Re: [RFC PATCH] nfs: don't skip CTO on v2/3 mounts, regardless of order of reference puts

Trond Myklebust <trondmy@xxxxxxxxxxxxxxx> · Thu, 28 Jul 2022 15:15:32 +0000

On Thu, 2022-07-28 at 10:59 -0400, Jeff Layton wrote:
> On Thu, 2022-07-28 at 14:53 +0000, Trond Myklebust wrote:
> > On Thu, 2022-07-28 at 10:24 -0400, Jeff Layton wrote:
> > > Olga reported a case of data corruption in a situation where two
> > > clients
> > > (v3 and v4) were alternately doing open/write/close the same
> > > file.
> > > 
> > > Looking at captures, the v3 client failed to perform any of the
> > > GETATTR
> > > calls for CTO during one of the events, leading it to overwrite
> > > some
> > > data that had been written by the v4 client.
> > > 
> > > We have two calls that work similarly: put_nfs_open_context and
> > > put_nfs_open_context_sync. The only difference is the is_sync
> > > parameter
> > > that gets passed to close_context. The only caller of the _sync
> > > variant
> > > is in the close codepath.
> > > 
> > > On a v2/3 mount, if the last reference is not put by
> > > put_nfs_open_context_sync, then CTO revalidation never happens.
> > > Fix
> > > this
> > > by adding a new flag to nfs_open_context and set that in
> > > put_nfs_open_context_sync. In nfs_close_context, check for that
> > > flag
> > > when we're checking is_sync and treat them as equivalent.
> > > 
> > > Cc: Scott Mayhew <smayhew@xxxxxxxxxx>
> > > Cc: Ben Coddington <bcodding@xxxxxxxxxx>
> > > Reported-by: Olga Kornieskaia <kolga@xxxxxxxxxx>
> > > Signed-off-by: Jeff Layton <jlayton@xxxxxxxxxx>
> > > ---
> > >  fs/nfs/inode.c         | 3 ++-
> > >  include/linux/nfs_fs.h | 3 ++-
> > >  2 files changed, 4 insertions(+), 2 deletions(-)
> > > 
> > > I'm not sure this is the right fix. Maybe we'd be better off just
> > > ignoring the is_sync parameter in nfs_close_context? It's
> > > probably
> > > functionally equivalent anyway.
> > > 
> > > Thoughts?
> > > 
> > > diff --git a/fs/nfs/inode.c b/fs/nfs/inode.c
> > > index b4e46b0ffa2d..58b506a0a2f2 100644
> > > --- a/fs/nfs/inode.c
> > > +++ b/fs/nfs/inode.c
> > > @@ -1005,7 +1005,7 @@ void nfs_close_context(struct
> > > nfs_open_context
> > > *ctx, int is_sync)
> > >  
> > >         if (!(ctx->mode & FMODE_WRITE))
> > >                 return;
> > > -       if (!is_sync)
> > > +       if (!is_sync && !test_bit(NFS_CONTEXT_DO_CLOSE, &ctx-
> > > >flags))
> > >                 return;
> > >         inode = d_inode(ctx->dentry);
> > >         if (NFS_PROTO(inode)->have_delegation(inode, FMODE_READ))
> > 
> > NACK. If the 'is_sync' flag is not set, then it is because the
> > function
> > is being called from a context where it is not safe to do a
> > synchronous
> > RPC call.
> > 
> 
> Ok. Any thoughts on the right way to fix this then? It seems like
> skipping revalidation because the last put wasn't in the close
> codepath
> is the wrong thing to do. Should we schedule it to a workqueue?

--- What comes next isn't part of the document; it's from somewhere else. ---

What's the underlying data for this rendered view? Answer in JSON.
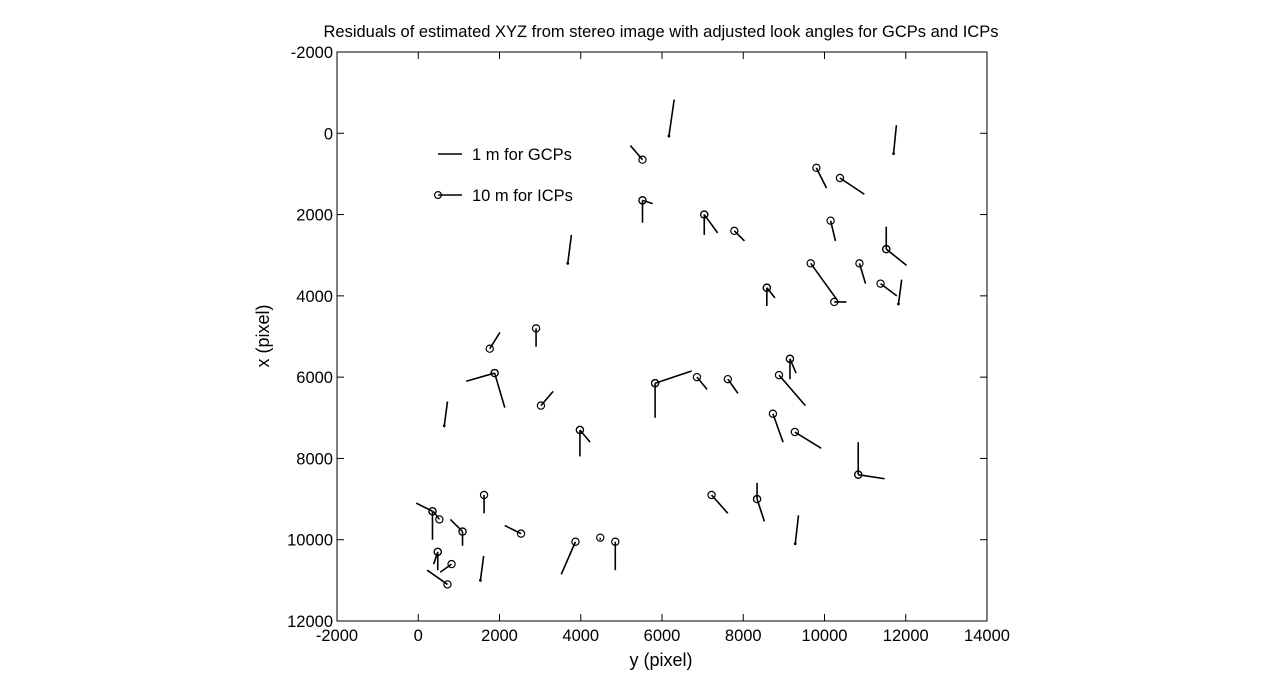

If the attributes are marked as up to date, because they were already
revalidated after the I/O was performed, then we're fine. If they are
not up to date, then that is expected to trigger a cache invalidation
on the next open when we compare the client's cached values to the
server-retrieved values for the file attributes.

i.e. this ought to be just a performance problem, and not a correctness
problem, if attribute cache revalidation is working as designed.

-- 
Trond Myklebust
Linux NFS client maintainer, Hammerspace
trond.myklebust@xxxxxxxxxxxxxxx